West Nile Virus reports from California (3), and Florida.


California 06/19/10 modbee.com: by Carol Reiter The city of Merced has recorded its first West Nile virus-positive bird of the season.  Allan Inman, manager-entomologist for the Merced County Mosquito Abatement District, said a dead mockingbird was found in North Merced, near Vernal Avenue and El Portal Drive.  “Mockingbirds are breeding now, not migrating, so this is a local bird,” Inman said. And now the UC Davis Center for Vector-borne Diseases can distinguish between a bird with an acute case of West Nile and one with a chronic case.  “This is an acute case, which means the bird was recently infected,” Inman said.  Mockingbirds are common in the Merced area. They are robin-sized gray birds, with white underneath and on their wings. They have a gurgling type of song with a lot of variation, and are well-known for imitating the sounds of other birds, along with tractors, cars, sirens and other objects.  The dead bird, which was turned in by a member of the public, was found near Black Rascal Creek, Inman said.  “The creek areas — Black Rascal, Bear Creek and Fahrens Creek — have been hotbeds of West Nile in the past,” Inman said.  The reason the creek areas are infested is because that’s where birds often roost at night, and mosquitoes from the water take advantage of the sleeping birds to sip some dinner.  Those people most at risk include those who may use the creek bike paths to either bike or walk, especially at dusk, Inman said.
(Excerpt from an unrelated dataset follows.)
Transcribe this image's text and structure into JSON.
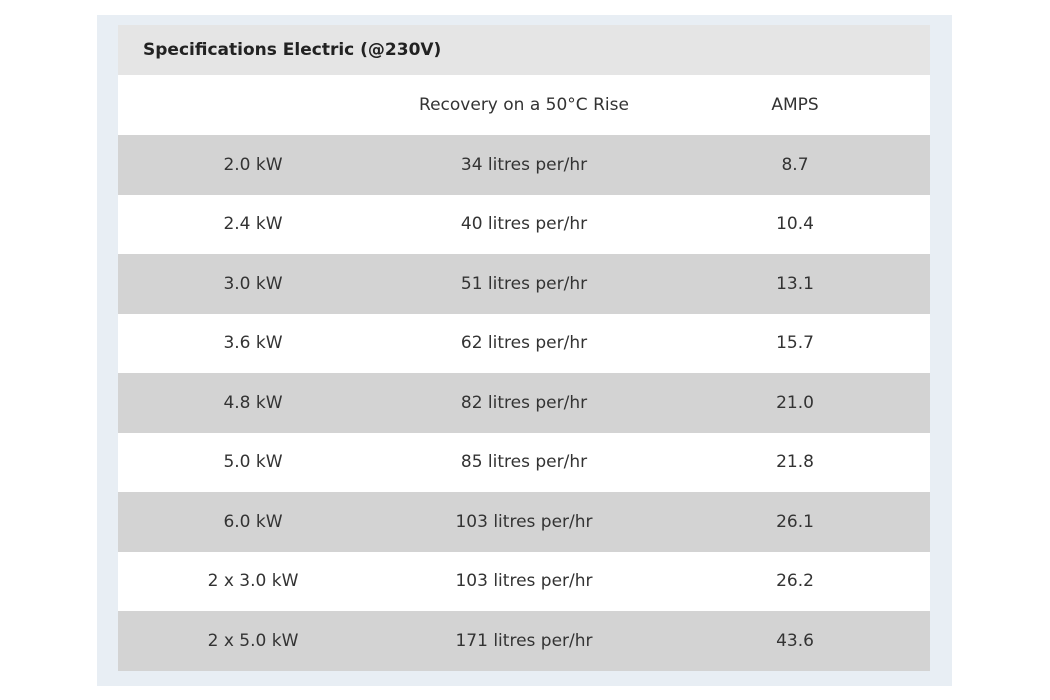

California 06/18/10 dailydemocrat.com:  The Sacramento-Yolo Mosquito and Vector Control District received preliminary confirmation today that an American Crow has tested positive for West Nile virus.  The bird, which was found in east Sacramento, is the first indication of the virus in 2010.  “Finding this bird is significant because it means that the virus is present in our area” said David Brown, district manager. “Dead birds provide an early indication of where positive mosquito samples may also be found and where human cases may develop later in the season.”  Late rains and mild temperatures had delayed the beginning of the mosquito and West Nile virus season, however, this first positive bird is a clear warning sign that the virus continues to be active, according to Luz Maria Rodriguez, the district’s public information officer.

California 06/18/10 news10.com: by Dave Marquis – Elk Grove – In the first sign of West Nile virus in the Sacramento area this season, health authorities confirmed Thursday that a dead bird found in East Sacramento was infected.  An American crow tested positive, according to Dave Brown, Manager of the Sacramento-Yolo Mosquito and Vector Control District.  “Dead birds provide an early indication of where positive mosquito samples may also be found and where human cases may develop later in the season,” Brown said. Late rains and milder temperatures delayed the beginning of the mosquito and West Nile virus season, Brown said.  He said the district will increase its mosquito trapping and surveillance in the area to find sources where the mosquitos may be breeding. Nine other counties have already reported positive dead birds and mosquito samples. According to the district, last year was a mild season, with only four deaths and 112 human cases reported in California.  “We still have a lot of vacant homes that probably have a lot of standing water from the late rains so those are probably producing mosquitos,” said district spokesperson Luz Maria Rodriguez.  “Avoid dawn and dusk if you’re going to be outside during those times and they need to either dress appropriately or wear a good mosquito repellent that will keep them from being bitten.” Eighty percent of the population who contract West Nile, never even know they have it. About 20 percent develop a high fever for a few days. About one in 150 get encephalitis or meningitis, which can be deadly.

Florida 06/18/10 wjhg.com: There has been increased mosquito-borne disease activity in areas of Walton County. Several of the Health Department’s sentinel chicken flocks have tested positive for West Nile Virus. The risk of transmission may be increased. Walton County Mosquito Control, South Walton Mosquito Control and the health department continue surveillance and prevention efforts and encourage everyone to take basic precautions to help limit exposure by following the department of health recommendations.